Review: The Courts of Chaos

The Courts of Chaos The Courts of Chaos by Roger Zelazny
My rating: 5 of 5 stars

I’ve been a little hard on the recent volumes of this series, but this one delivers. It’s not just that this one is the climax of the plotting and planning. Nor is it that, given the clear structure of a good-guy/bad-guy showdown, it avoids some of the loose narrative of the third and fourth volumes.

Instead it’s that this one culminates in a profound strangeness. It builds on the unsettling imagery and metaphysics of Amber, taking it to another level of experiential philosophy. This one doesn’t merely tell a story. It goes beyond that to imply a whole new way of imagining the real, but it does so in the pure speculative joy that opened Nine Princes in Amber.

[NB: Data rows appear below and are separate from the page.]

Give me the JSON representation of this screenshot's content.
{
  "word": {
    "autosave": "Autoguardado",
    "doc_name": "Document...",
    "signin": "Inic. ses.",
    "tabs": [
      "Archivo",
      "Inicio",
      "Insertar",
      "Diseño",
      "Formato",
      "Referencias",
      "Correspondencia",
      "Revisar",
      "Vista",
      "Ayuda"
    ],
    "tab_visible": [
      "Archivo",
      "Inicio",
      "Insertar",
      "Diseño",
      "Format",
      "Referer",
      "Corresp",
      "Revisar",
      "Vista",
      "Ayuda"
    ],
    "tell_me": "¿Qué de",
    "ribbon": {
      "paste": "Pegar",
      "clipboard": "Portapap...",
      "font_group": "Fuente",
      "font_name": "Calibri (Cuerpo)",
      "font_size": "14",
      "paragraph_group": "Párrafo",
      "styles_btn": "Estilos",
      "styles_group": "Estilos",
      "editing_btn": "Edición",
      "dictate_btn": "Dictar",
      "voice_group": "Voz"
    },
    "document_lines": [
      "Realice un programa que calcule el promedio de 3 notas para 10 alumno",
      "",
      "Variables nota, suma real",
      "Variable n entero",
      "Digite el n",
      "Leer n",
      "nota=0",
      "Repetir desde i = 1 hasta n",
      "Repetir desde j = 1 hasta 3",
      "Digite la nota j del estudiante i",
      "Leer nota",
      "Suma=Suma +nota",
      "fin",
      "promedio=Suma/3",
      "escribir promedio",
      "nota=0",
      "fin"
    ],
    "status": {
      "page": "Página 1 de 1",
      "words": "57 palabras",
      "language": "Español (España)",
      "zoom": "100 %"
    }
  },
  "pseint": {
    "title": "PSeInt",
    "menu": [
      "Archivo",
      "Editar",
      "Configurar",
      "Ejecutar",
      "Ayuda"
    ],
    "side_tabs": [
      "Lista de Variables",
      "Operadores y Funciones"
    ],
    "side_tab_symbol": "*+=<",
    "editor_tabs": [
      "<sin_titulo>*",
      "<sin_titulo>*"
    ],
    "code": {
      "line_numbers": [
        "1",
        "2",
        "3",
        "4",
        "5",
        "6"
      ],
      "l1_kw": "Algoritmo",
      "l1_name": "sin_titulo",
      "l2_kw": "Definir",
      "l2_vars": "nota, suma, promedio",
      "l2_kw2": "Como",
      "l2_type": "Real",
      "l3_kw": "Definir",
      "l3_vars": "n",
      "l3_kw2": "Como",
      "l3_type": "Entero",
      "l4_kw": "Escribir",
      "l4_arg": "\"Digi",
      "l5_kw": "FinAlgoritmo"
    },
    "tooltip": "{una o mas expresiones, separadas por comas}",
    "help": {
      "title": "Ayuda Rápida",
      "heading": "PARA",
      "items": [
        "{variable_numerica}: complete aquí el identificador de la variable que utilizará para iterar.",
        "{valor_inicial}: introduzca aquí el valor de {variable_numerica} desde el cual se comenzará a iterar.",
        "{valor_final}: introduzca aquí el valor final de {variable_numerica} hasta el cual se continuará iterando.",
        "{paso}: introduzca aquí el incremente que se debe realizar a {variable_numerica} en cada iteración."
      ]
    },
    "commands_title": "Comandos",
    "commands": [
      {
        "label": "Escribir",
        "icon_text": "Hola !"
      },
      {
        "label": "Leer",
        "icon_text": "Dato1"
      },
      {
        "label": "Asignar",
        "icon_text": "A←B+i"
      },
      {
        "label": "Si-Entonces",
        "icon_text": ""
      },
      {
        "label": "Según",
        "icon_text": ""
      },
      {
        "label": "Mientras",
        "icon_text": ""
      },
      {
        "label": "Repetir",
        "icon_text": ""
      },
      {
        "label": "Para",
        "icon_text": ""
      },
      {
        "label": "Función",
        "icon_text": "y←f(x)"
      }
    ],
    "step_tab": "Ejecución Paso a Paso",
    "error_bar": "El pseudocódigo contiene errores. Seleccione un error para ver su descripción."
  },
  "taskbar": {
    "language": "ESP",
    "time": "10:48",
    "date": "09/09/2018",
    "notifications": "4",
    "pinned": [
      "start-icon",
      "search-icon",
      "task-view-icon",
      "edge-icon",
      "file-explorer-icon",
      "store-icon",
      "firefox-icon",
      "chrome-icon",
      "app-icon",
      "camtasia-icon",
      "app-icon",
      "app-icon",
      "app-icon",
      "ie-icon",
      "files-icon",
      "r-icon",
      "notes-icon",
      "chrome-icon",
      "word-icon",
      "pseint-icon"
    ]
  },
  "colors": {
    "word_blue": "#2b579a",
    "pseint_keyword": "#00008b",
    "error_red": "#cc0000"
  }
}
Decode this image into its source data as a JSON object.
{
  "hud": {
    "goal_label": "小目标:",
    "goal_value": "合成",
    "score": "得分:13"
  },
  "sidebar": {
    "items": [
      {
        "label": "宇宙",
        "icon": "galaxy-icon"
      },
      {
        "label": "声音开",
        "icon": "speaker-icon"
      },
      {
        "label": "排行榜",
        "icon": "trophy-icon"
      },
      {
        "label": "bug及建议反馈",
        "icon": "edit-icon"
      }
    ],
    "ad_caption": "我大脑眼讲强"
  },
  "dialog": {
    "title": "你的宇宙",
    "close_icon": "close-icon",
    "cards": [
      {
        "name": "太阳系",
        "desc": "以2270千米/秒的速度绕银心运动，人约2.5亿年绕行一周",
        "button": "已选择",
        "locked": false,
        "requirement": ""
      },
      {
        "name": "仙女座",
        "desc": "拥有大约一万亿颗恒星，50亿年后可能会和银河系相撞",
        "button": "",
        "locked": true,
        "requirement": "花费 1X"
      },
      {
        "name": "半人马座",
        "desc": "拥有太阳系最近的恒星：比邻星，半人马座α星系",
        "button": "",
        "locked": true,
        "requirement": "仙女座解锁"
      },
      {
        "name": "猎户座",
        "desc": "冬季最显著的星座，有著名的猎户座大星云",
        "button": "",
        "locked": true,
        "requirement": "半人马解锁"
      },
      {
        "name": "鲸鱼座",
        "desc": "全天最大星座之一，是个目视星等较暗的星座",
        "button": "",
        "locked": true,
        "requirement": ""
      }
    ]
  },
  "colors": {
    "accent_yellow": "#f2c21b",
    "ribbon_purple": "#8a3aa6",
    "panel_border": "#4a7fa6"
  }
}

I may not be making much sense with all that. More concretely, what I most enjoyed here was Corwin’s passage through chaos to his – SPOILER – ultimately unsuccessful assault on the Courts of Chaos themselves. There are plenty of sword fights and hellrides and speculations about whodunit, but the highlight of this comes when Corwin meets a philosophically minded bird who feels all is vanity, or encounters a sentient tree who marks the boundary between the order of Amber and the chaos from which it was born. It’s when he’s venturing down a strange road – strange even by Zelazny’s standards – and the very nature of conflict gets overturned. Brand tries to waylay him a couple other times, but otherwise he runs into only those things that feel as if they are somehow allegories, but it’s never clear what they’d be allegories of. What do those leprechauns represent? Why are strangers giving him comfort even as he threatens their capital? It feels as if there ought to be an explanation, but there’s a narrative power in all of that getting subsumed by chaos – both the named chaos of the adversaries and the implicit chaos of a story that edges along the boundary of no longer making sense.

It’s a strange quest and an even stranger narrating of it, but there’s a combination of philosophy, play of language, and fringing away from the conventions of genre that make it spectacular. I’ve flown through most of this Amber stuff, but this makes it all worthwhile and more. This is the top-notch work I remembered even as I’d forgotten the details of reading it more than 20 years ago.

The ending is satisfying, giving us a sense that Corwin may have learned something about himself and about the nature of his family, but hardly rubbing it in. He more or less says directly that the motivations that drove him early have been exhausted. He hated Eric more than he craved the throne, and now there’s nothing left. He’s diminished by his victory, left empty as he stands at the precipice of being happy.

All of that is sophisticated yet always in the service of fun. This may have aged a little over the last couple decades, but it still works for me. I’m sure I’ll take a break before I give the second five of these a shot. I recall those as being pretty good, though not as good as the original Amber.

Having revisited here, I can’t quite claim this work stands as the very best that the fantasy genre has to offer, but it’s not far behind. I read it now, in part, to get rid of the taste of the bulging newer release I worked through earlier in the month. It was good timing, and I’m reminded that there has to be a better way to explore the genre than the current model of the 800-page beast.